Klansmen in sheets and hoods, new Knights awaiting a mass induction ceremony and supporters swelled the crowd to 15,000. The KKK had hired more than 400 "husky guards," but when the rally ended around midnight, a riot broke out. Klansmen's cars were stoned, burned, and windows smashed. KKK members were pulled from their cars and beaten. Klansmen called for police protection, but the situation raged out of control for most of the night.
A large Klan rally in August 1925 on the Framingham-Sudbury town line resulted in a skirmish and gun shots being fired between the Klansmen and a large number of protesters. The Klan rallies and the reaction to it were part of a national struggle over who could be considered truly American. Many native-born people were fearful about what they viewed as a decline in traditional American values, rooted in the Protestant religion and Anglo-Saxon culture. They were largely ignorant and resentful of "foreign" institutions and ideas. The anti-Klan forces were determined to protect the rights of religious and ethnic minorities.
Anti-Catholic prejudice was obvious here in Medfield and building under the surface. Dances held in Town Hall and open to all in town were frequently changed to “invitation only” after many Italian immigrants began attending. There was an unwritten rule for many in Medfield that one did not sell property to Catholics. Reports of the time gave accounts of rock throwing incidents at Italians on Frairy Street who tried to come “this side” of the railroad tracks. The Italian immigrants had settled mainly on Frairy Street.

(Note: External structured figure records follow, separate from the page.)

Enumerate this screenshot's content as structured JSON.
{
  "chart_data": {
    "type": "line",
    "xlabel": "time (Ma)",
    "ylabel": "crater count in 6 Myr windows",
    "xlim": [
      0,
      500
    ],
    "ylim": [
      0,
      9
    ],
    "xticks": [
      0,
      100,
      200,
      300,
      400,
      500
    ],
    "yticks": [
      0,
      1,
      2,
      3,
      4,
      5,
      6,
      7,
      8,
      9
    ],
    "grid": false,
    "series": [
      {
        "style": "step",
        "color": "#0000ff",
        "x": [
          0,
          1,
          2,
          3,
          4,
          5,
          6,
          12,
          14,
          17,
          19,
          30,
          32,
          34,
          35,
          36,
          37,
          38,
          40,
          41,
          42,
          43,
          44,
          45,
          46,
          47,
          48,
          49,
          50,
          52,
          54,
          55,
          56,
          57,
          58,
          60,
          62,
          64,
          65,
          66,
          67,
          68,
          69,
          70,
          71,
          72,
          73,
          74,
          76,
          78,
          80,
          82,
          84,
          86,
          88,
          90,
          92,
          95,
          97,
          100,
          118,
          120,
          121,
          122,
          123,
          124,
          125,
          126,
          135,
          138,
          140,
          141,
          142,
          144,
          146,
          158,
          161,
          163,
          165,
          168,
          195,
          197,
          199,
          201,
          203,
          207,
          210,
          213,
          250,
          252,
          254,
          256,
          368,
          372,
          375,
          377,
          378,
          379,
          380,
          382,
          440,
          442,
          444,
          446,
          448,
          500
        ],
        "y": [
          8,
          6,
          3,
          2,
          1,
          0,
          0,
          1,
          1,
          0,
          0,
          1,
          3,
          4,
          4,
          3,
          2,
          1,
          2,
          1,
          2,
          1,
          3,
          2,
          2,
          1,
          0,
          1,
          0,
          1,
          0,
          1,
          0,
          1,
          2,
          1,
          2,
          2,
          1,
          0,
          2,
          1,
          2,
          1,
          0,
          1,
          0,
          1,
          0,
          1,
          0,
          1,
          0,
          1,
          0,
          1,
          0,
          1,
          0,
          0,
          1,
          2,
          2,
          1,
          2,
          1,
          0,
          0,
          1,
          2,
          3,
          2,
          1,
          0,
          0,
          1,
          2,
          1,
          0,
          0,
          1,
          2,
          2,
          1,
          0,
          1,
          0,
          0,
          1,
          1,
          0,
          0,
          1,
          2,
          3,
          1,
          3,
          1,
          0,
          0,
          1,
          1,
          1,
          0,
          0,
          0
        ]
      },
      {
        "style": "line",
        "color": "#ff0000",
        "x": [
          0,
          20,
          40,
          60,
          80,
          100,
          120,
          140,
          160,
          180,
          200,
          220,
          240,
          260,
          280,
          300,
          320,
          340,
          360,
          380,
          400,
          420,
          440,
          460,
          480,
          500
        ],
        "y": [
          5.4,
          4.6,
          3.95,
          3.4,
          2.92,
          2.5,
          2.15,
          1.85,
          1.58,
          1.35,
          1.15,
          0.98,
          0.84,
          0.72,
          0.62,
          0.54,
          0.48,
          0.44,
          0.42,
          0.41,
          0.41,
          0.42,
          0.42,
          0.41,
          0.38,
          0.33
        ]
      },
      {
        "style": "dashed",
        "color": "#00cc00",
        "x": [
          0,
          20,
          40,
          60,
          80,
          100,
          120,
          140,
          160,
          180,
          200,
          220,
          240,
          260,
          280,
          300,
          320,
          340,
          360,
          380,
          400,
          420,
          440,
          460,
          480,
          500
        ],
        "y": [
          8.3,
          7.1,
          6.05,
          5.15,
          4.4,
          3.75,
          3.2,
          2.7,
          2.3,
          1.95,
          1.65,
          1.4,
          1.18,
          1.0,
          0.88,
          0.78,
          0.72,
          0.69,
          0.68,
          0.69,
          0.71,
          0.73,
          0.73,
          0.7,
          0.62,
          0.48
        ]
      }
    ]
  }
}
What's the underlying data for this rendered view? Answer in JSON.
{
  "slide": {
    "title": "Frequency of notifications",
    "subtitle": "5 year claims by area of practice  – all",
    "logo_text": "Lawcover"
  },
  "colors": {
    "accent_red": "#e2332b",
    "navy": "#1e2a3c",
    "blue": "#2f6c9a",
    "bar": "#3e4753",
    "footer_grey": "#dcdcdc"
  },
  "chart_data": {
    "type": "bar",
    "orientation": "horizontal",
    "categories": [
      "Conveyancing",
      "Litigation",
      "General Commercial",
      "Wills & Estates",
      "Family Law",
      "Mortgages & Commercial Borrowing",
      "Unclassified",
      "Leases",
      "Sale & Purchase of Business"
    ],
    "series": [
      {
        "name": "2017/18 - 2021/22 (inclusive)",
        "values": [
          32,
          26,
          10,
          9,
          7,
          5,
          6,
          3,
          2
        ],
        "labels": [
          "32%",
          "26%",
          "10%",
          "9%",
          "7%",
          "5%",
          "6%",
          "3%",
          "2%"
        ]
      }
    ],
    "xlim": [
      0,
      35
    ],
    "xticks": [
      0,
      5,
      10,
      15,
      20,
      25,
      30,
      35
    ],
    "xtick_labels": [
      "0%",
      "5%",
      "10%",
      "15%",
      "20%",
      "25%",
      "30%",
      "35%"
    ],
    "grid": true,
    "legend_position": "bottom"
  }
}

In fact, a list of voters in 1925 shows almost every voter on that street having an Italian name. A new feeling of “Us” and “Them” developed in the community. A long-time resident told of a Medfield High School graduate who was reportedly denied a college scholarship due to the fact that he was an Italian Catholic. Several individual Medfield residents changed their last names to bring about a less “foreign” sounding name, fearing they would be unable to get jobs.
A Klu Klux Klan rally took place over the Charles River in Millis in 1925. Here in Medfield, the Italian Catholic Vasaturo family moved into the newly built Miller Street. Klan sympathizers began a petition drive to try to get the family off the street. During the early morning hours, the Vasaturo family woke up to a burning cross on their lawn. It was a Protestant neighbor, Joe Roberts, who grabbed the petition when it came to his house and tour it up.
Said Roberts: “The Vasaturo’s like anyone else had the right to live anywhere they wanted in Medfield.” According to long-time residents, “the prejudice was here in Medfield until World War II, when the patriotism of the Irish and Italian Catholics was very evident and the war seemed to bring everyone together.”
Today almost 60 percent of Medfield residents list their religion as Catholic and the two largest ethnic groups in town are the Irish and the Italians. (Note: information concerning the KKK in Massachusetts and the Worcester area was obtained by “Once Told Tales of Worcester County, by Albert B. Southwick” (Worcester Telegram and Gazette, 1985).